テルエルGPを終え、2020年シーズンのMotoGPも残すところあと3戦となった。バレンシアで行われるヨーロッパGP、バレンシアGP、そして最終戦ポルトガルGPである。すでにシーズンも終盤。例年ならばチャンピオンシップを争うライダーが絞られているはずだ。
しかし2020年シーズンはいまだ流動的な状況だと言っていい。第12戦テルエルGPまでを終え、ランキングトップは、テルエルGPで2戦連続の3位表彰台を獲得したミル。スズキとしては20年ぶりのポイントリーダーとなっている。ちなみにチーム・スズキ・エクスターは現在、チームランキングのトップだ。
ミルから14ポイント差で2番手にクアルタラロ、さらに19ポイント差で3番手にビニャーレスが続き、そしてテルエルGPで今季2勝目を挙げたモルビデリが、トップから25ポイント差の4番手に浮上。一方、アラゴンの2連戦でまったく奮わなかったアンドレア・ドヴィツィオーゾ(ドゥカティ・チーム)は5番手に後退した。
ひとつ、エピソードを紹介してみよう。テルエルGPの予選後の会見で、あるジャーナリストが、モルビデリとリンスはチャンピオンシップを争っていないので「テルエルGPの決勝レースではチームメイトを助けるのか」と質問した。するとモルビデリは「どうして僕が、チャンピオンシップを争っていないんだ?」と返したのである。このときモルビデリはトップから34ポイント差のランキング6番手だった。
そして決勝レースでモルビデリは優勝し、ランキング4番手になった。決勝レース後の会見では、モルビデリ自身のタイトル争いについて質問が飛んだのだった。2020年シーズンのチャンピオンシップを表すような、ひとつのエピソードだ。
ここで、テルエルGP決勝レース後、チャンピオンシップ上位4番手のライダーのコメントをまとめた。
ジョアン・ミル(チーム・スズキ・エクスター)
「(今後は)今まで以上にミスが響いてくると思う。僕たちは速くもいないといけないけれど、速く走ろうとするときにはミスをする可能性、リスクがつきまとう。たとえば、1周目みたいなときには、僕はまったくチャンピオンシップを考えていないよ。でも、たぶん、そうだね、考えるときもある。

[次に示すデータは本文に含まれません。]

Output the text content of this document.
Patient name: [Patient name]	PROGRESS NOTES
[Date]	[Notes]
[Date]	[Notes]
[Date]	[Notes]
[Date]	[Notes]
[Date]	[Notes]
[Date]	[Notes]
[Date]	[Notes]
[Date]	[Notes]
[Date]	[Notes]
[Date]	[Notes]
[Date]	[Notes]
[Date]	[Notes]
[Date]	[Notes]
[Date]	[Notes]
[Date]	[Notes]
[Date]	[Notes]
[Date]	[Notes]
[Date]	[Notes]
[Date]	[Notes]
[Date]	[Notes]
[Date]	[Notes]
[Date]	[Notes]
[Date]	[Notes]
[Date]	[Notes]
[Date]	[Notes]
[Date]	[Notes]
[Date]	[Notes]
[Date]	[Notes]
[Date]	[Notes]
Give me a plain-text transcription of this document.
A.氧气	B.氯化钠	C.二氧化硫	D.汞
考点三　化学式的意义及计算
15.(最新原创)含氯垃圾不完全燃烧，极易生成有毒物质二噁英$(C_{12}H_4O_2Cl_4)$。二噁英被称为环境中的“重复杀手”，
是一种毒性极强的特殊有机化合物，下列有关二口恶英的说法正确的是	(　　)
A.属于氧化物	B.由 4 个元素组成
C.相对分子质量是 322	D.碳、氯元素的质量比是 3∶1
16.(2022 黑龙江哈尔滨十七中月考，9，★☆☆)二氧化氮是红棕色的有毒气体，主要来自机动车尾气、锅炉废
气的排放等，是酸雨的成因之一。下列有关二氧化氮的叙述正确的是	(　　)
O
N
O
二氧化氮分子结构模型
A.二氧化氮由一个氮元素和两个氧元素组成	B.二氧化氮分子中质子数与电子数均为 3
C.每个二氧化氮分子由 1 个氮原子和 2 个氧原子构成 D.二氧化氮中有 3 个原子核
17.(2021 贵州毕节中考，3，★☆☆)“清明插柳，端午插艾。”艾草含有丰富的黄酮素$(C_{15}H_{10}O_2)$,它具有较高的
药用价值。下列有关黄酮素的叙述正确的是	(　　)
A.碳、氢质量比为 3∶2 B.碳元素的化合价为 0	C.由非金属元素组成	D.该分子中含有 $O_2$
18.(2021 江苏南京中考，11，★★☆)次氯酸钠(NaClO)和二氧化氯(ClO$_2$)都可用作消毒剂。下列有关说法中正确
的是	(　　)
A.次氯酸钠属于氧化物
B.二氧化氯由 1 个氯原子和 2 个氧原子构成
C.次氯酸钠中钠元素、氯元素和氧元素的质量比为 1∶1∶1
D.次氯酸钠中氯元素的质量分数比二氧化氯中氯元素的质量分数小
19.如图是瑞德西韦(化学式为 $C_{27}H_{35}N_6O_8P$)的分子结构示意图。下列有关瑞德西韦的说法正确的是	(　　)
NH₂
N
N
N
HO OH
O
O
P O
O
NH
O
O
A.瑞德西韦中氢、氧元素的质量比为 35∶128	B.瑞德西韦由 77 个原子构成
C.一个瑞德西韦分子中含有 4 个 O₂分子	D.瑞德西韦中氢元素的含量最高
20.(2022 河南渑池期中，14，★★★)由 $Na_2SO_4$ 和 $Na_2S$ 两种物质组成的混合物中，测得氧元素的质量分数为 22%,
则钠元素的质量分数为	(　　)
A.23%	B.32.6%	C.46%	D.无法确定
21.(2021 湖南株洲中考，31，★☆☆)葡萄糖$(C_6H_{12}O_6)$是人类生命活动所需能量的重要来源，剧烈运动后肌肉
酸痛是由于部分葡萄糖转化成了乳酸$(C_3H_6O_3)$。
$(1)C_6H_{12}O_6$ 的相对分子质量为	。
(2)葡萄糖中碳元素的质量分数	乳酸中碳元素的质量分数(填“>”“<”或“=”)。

妥協点を見つけるということだね」
ファビオ・クアルタラロ(ペトロナス・ヤマハSRT)
「テルエルGPでは、先週と同じ結果にならず、14ポイント差でいられたのはよかった。残り3レースで、バレンシアは2戦。昨年はとてもバイクのフィーリングがよかった。ポルティマオでもこのフィーリングを持っていけると思う。ポルティマオは過去、僕が大好きだったサーキットだ。MotoGPバイクでのフィーリングが楽しみだ」
マーベリック・ビニャーレス(モンスターエナジー・ヤマハMotoGP)
「最終的な目標はタイトルを獲得することだけど、この安定しないリザルト、バイクのフィーリングでは難しいだろう。すごくすごく厳しい。たくさんミスをしているし、技術的な観点からしてもそうだ」
フランコ・モルビデリ(ペトロナス・ヤマハSRT)
「MotoGPのチャンピオンシップで4番手。すごいことだ。僕が小さい頃に夢見ていたことだよ。素晴らしいシチュエーションだ。でも、戦っているときには、いつも僕は攻めるだろう。シーズンの序盤には、特に考えていなかった。予測をするのが好きじゃないからね。コースで全力を尽くした結果を見るのが好きなんだ」
さらに付け加えれば、残り3戦のどこかで、マルク・マルケス(レプソル・ホンダ・チーム)が復帰してきたら……。繰り返すが、すでにシーズンは終盤だ。しかし、先の読めないチャンピオンシップは続いている。